Oleh: Ahmad Khozinudin, S.H.
Advokat dan Koordinator Tim Advokasi Melawan Oligarki Rakus Perampas Tanah Rakyat (TA-MOR-PTR)
Harapan masyarakat untuk pengusutan dugaan korupsi proyek kereta cepat Whoosh di era Jokowi terancam kandas.
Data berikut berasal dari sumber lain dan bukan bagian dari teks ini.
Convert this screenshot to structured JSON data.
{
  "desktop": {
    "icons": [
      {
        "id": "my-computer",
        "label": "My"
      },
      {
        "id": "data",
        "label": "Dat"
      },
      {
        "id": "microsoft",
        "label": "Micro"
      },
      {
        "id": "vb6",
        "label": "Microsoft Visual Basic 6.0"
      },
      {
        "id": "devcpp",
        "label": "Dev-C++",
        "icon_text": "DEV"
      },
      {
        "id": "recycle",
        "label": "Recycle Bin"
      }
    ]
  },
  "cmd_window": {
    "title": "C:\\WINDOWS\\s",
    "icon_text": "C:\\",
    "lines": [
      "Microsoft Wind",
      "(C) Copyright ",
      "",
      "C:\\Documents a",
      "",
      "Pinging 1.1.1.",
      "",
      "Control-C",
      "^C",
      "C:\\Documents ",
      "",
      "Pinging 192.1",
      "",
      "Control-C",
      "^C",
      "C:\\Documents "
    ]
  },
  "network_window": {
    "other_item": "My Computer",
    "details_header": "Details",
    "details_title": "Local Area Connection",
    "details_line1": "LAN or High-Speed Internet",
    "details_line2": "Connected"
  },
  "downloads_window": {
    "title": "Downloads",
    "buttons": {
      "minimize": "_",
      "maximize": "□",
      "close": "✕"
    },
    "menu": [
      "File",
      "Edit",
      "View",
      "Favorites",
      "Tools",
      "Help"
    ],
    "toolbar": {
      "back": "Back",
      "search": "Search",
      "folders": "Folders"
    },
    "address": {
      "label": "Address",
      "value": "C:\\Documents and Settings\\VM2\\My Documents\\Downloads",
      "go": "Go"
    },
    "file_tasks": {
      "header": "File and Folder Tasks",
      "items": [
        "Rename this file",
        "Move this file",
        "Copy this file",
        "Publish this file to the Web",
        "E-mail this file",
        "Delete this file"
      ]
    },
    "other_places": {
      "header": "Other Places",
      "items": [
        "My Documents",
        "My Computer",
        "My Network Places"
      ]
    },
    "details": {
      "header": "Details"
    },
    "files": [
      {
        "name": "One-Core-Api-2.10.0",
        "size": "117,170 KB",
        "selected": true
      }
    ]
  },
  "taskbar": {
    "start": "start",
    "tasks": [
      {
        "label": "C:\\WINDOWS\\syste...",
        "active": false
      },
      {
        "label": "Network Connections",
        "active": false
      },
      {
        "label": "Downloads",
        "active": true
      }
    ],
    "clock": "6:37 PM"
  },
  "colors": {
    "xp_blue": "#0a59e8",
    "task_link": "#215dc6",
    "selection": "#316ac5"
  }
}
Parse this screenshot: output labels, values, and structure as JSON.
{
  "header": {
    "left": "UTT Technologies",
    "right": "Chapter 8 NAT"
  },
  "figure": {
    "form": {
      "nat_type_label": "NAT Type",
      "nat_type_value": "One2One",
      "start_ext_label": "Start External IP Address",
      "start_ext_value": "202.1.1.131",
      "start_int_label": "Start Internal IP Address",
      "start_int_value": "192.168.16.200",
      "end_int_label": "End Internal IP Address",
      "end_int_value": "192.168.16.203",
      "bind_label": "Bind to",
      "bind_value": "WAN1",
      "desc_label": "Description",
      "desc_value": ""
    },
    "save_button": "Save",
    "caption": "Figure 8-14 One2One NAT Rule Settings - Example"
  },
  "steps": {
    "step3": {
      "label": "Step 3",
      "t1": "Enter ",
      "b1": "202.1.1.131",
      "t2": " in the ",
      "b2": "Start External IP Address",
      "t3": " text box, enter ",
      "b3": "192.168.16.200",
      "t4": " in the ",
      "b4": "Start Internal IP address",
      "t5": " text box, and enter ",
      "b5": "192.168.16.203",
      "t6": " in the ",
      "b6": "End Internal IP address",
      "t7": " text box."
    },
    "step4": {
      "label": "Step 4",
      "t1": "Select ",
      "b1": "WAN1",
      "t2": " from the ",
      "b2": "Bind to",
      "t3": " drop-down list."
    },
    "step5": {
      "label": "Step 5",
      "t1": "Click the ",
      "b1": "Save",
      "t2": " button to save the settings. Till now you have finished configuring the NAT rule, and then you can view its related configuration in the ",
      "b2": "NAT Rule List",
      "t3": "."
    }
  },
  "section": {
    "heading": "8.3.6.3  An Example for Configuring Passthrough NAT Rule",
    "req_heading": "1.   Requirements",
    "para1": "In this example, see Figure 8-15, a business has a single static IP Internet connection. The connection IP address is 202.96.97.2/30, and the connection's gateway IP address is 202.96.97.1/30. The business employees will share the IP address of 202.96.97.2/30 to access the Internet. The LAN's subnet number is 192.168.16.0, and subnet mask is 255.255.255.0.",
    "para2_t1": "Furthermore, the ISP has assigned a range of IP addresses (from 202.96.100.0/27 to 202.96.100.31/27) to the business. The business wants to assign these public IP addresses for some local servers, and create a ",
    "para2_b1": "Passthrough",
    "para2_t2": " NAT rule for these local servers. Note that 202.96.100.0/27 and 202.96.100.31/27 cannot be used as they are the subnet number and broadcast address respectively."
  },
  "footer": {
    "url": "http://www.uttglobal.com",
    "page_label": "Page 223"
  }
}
Presiden Prabowo Subianto justru memilih untuk "pasang badan" dengan mengadopsi argumentasi serupa dari pemerintahan sebelumnya.
Pernyataan terbaru Presiden Prabowo tentang jaminan pembayaran utang proyek Kereta Cepat Jakarta-Bandung ke China menguatkan komitmennya terhadap Whoosh. Namun, tidak dijelaskan apakah pembayaran cicilan akan menggunakan dana APBN atau sumber lainnya.
Kebijakan ini dinilai dapat mengaburkan harapan masyarakat untuk pengungkapan kasus Whoosh. KPK diperkirakan akan mengikuti arahan politik Presiden dengan kemungkinan menyatakan tidak ditemukan unsur korupsi dalam proyek tersebut.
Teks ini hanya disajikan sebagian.